Nuansametro.com - Depok | Sorotan tajam terhadap anggaran belanja honorarium rohaniwan sebesar Rp9,6 miliar yang digelontorkan oleh Sekretariat Daerah (Setda) Kota Depok kini terus bergulir.
Lembaga Swadaya Masyarakat Badan Anti Korupsi Nasional (BAKORNAS) menilai anggaran tersebut janggal dan menuntut penjelasan terbuka dari pemerintah kota, namun hingga kini (21 Mei 2025), pihak Setda masih memilih bungkam.
Ketua Umum BAKORNAS, Hermanto, mengungkapkan bahwa pihaknya telah mengirimkan surat permintaan informasi publik (PPID) sejak 28 April 2025.
Karena tidak kunjung mendapat tanggapan, BAKORNAS mengirimkan surat keberatan pada 16 Mei 2025 dan menyatakan siap membawa kasus ini ke Komisi Informasi Provinsi Jawa Barat hingga ke Pengadilan Tata Usaha Negara (PTUN) jika diperlukan.
“Ini bukan hanya soal angka, ini soal tanggung jawab publik. Jika memang tidak ada yang disembunyikan, kenapa harus diam?” ujar Hermanto dalam press release nya yang dikirimkan ke meja redaksi NM, Rabu (21/5).

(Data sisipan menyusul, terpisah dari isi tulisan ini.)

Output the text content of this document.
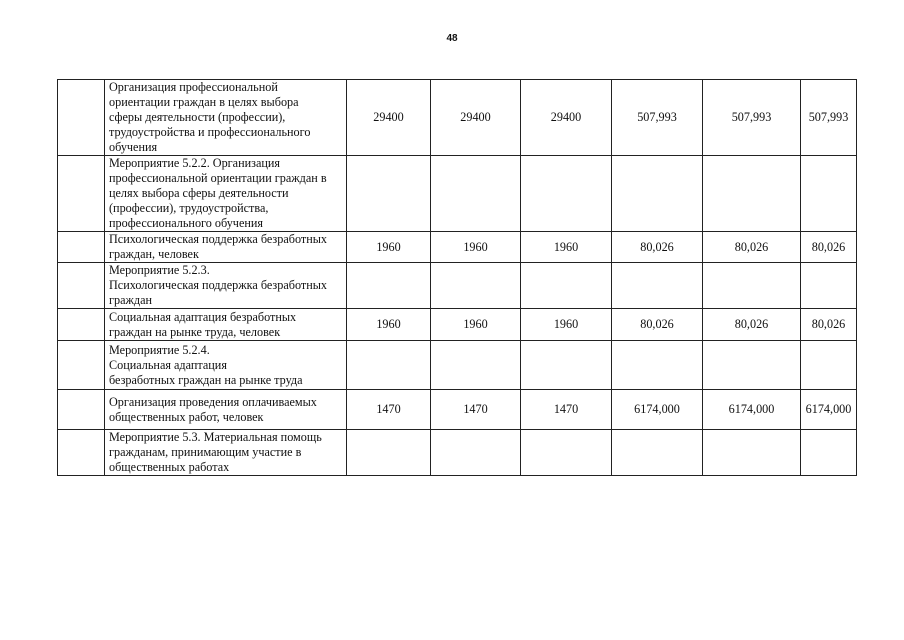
48

	Организация профессиональной
ориентации граждан в целях выбора
сферы деятельности (профессии),
трудоустройства и профессионального
обучения	29400	29400	29400	507,993	507,993	507,993

	Мероприятие 5.2.2. Организация
профессиональной ориентации граждан в
целях выбора сферы деятельности
(профессии), трудоустройства,
профессионального обучения						

	Психологическая поддержка безработных
граждан, человек	1960	1960	1960	80,026	80,026	80,026

	Мероприятие 5.2.3.
Психологическая поддержка безработных
граждан						

	Социальная адаптация безработных
граждан на рынке труда, человек	1960	1960	1960	80,026	80,026	80,026

	Мероприятие 5.2.4.
Социальная адаптация
безработных граждан на рынке труда						

	Организация проведения оплачиваемых
общественных работ, человек	1470	1470	1470	6174,000	6174,000	6174,000

	Мероприятие 5.3. Материальная помощь
гражданам, принимающим участие в
общественных работах						
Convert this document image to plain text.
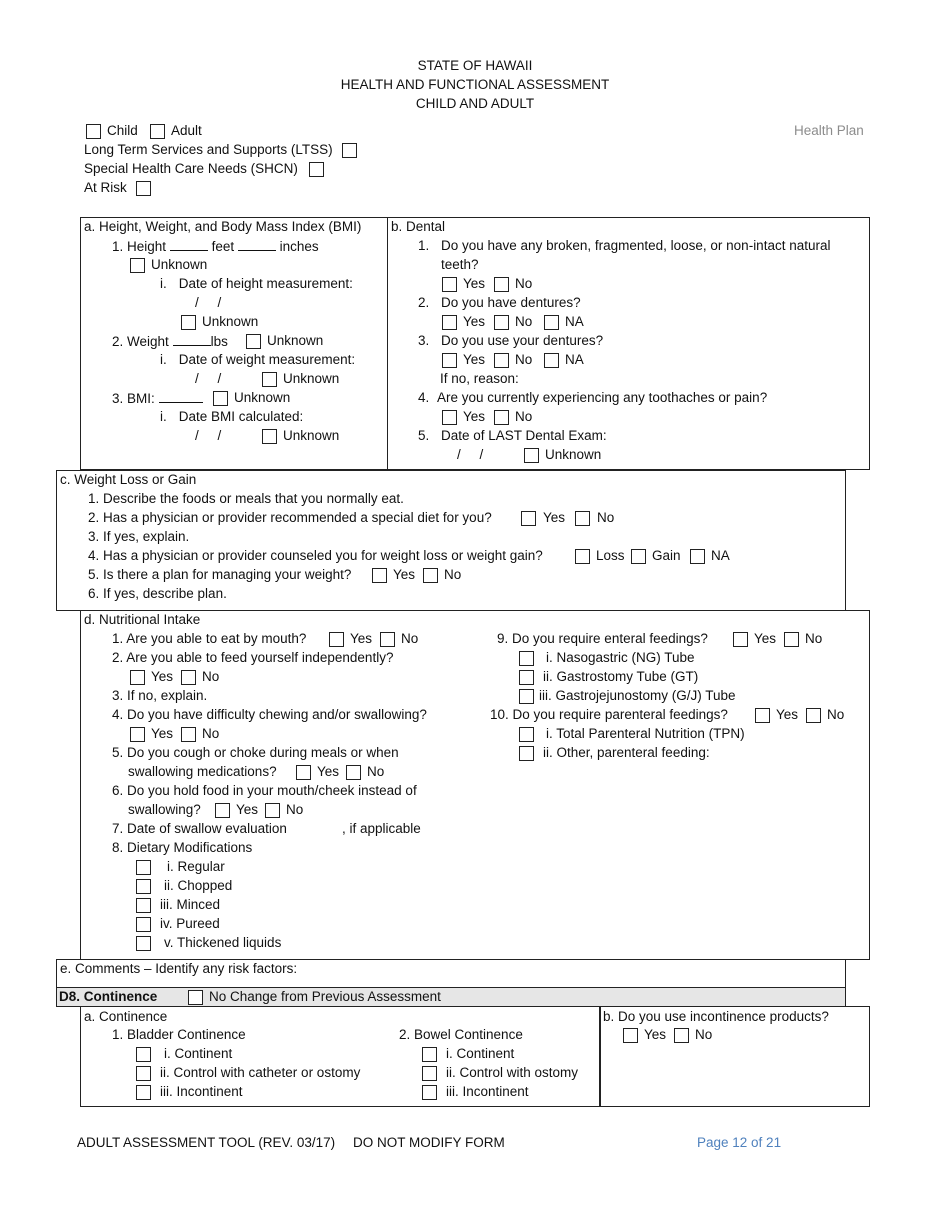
STATE OF HAWAII
HEALTH AND FUNCTIONAL ASSESSMENT
CHILD AND ADULT
Child Adult	Health Plan
Long Term Services and Supports (LTSS)
Special Health Care Needs (SHCN)
At Risk
a. Height, Weight, and Body Mass Index (BMI)
1. Height	feet	inches
Unknown
i. Date of height measurement:
/     /
Unknown
2. Weight	lbs	Unknown
i. Date of weight measurement:
/     /	Unknown
3. BMI:	Unknown
i. Date BMI calculated:
/     /	Unknown
b. Dental
1. Do you have any broken, fragmented, loose, or non-intact natural
teeth?
Yes No
2. Do you have dentures?
Yes No NA
3. Do you use your dentures?
Yes No NA
If no, reason:
4. Are you currently experiencing any toothaches or pain?
Yes No
5. Date of LAST Dental Exam:
/     /	Unknown
c. Weight Loss or Gain
1. Describe the foods or meals that you normally eat.
2. Has a physician or provider recommended a special diet for you?	Yes No
3. If yes, explain.
4. Has a physician or provider counseled you for weight loss or weight gain?	Loss Gain NA
5. Is there a plan for managing your weight?	Yes No
6. If yes, describe plan.
d. Nutritional Intake
1. Are you able to eat by mouth?	Yes No
2. Are you able to feed yourself independently?
Yes No
3. If no, explain.
4. Do you have difficulty chewing and/or swallowing?
Yes No
5. Do you cough or choke during meals or when
swallowing medications?	Yes No
6. Do you hold food in your mouth/cheek instead of
swallowing?	Yes No
7. Date of swallow evaluation	, if applicable
8. Dietary Modifications
i. Regular
ii. Chopped
iii. Minced
iv. Pureed
v. Thickened liquids
9. Do you require enteral feedings?	Yes No
i. Nasogastric (NG) Tube
ii. Gastrostomy Tube (GT)
iii. Gastrojejunostomy (G/J) Tube
10. Do you require parenteral feedings?	Yes No
i. Total Parenteral Nutrition (TPN)
ii. Other, parenteral feeding:
e. Comments – Identify any risk factors:
D8. Continence	No Change from Previous Assessment
a. Continence
1. Bladder Continence
i. Continent
ii. Control with catheter or ostomy
iii. Incontinent
2. Bowel Continence
i. Continent
ii. Control with ostomy
iii. Incontinent
b. Do you use incontinence products?
Yes No
ADULT ASSESSMENT TOOL (REV. 03/17) DO NOT MODIFY FORM	Page 12 of 21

Kasus ini telah menjadi perbincangan hangat di berbagai media dan memantik komentar kritis dari masyarakat. BAKORNAS pun kembali bergerak.
Pada 21 Mei 2025, organisasi anti korupsi tersebut kembali mengirim surat PPID kedua, kali ini mempertanyakan total anggaran belanja Sekretariat Daerah Depok tahun 2023 yang mencapai Rp23,8 miliar.
Dalam rincian yang diungkapkan Hermanto, anggaran tersebut mencakup:
1. Belanja Modal Kendaraan Bermotor Khusus (Motor Patwal)
2. Belanja Mobil Penumpang (Minibus 1500cc)
3. Pengadaan Mobil Penumpang Roda 4
4. Penyediaan Makanan dan Minuman Jamuan Tamu
5. Pemeliharaan Gedung Bertingkat
6. Pemeliharaan Alat Kantor dan Rumah Tangga
7. Honorarium Narasumber Non-PNSD Tim Sinergitas, dan lainnya
“Semua itu berasal dari uang rakyat melalui APBD. Maka masyarakat berhak tahu ke mana dan untuk apa uang itu digunakan. Ini bukan sekadar hak, tapi amanat undang-undang,” tegas Hermanto, yang akrab disapa Anto.
Ia merujuk pada Pasal 1 ayat 3 Undang-undang Nomor 14 Tahun 2008 tentang Keterbukaan Informasi Publik yang menyebutkan bahwa badan publik, termasuk Setda Kota Depok, wajib memberikan akses informasi kepada publik secara transparan dan akuntabel.
Namun kenyataannya, lanjut Hermanto, Setda Depok justru menunjukkan sikap sebaliknya—tertutup dan tidak patuh pada perintah konstitusi.
“Ini berbahaya, karena Setda seharusnya menjadi contoh bagi instansi lain dalam pengelolaan keuangan negara. Terlebih, Sekda tahun 2023 kini menjabat sebagai Wali Kota,” tegasnya.
Sebagai tindak lanjut, BAKORNAS berencana mengirim surat kepada sejumlah lembaga pengawas, antara lain Gubernur Jawa Barat, Ombudsman RI, DPR RI, Kementerian Keuangan, KPK, dan BPK RI untuk memperketat pengawasan terhadap Pemkot Depok.
Sekretaris Jenderal BAKORNAS, Saut Sitorus, CMH, menambahkan bahwa transparansi merupakan pilar utama dalam penyelenggaraan negara yang bersih.
Ia mengutip Pasal 3 poin (d) UU KIP yang menyatakan keterbukaan bertujuan menciptakan pemerintahan yang transparan, akuntabel, efektif, efisien, dan dapat dipertanggungjawabkan.
“Kalau memang bersih, kenapa risih? Kalau jujur, kenapa enggan terbuka?” tantangnya.
Sampai berita ini ditayangkan, belum ada tanggapan resmi dari pihak Sekretariat Daerah Kota Depok.
Publik kini menanti langkah transparan dari pemerintah kota untuk menjawab segala keraguan dan tuntutan masyarakat.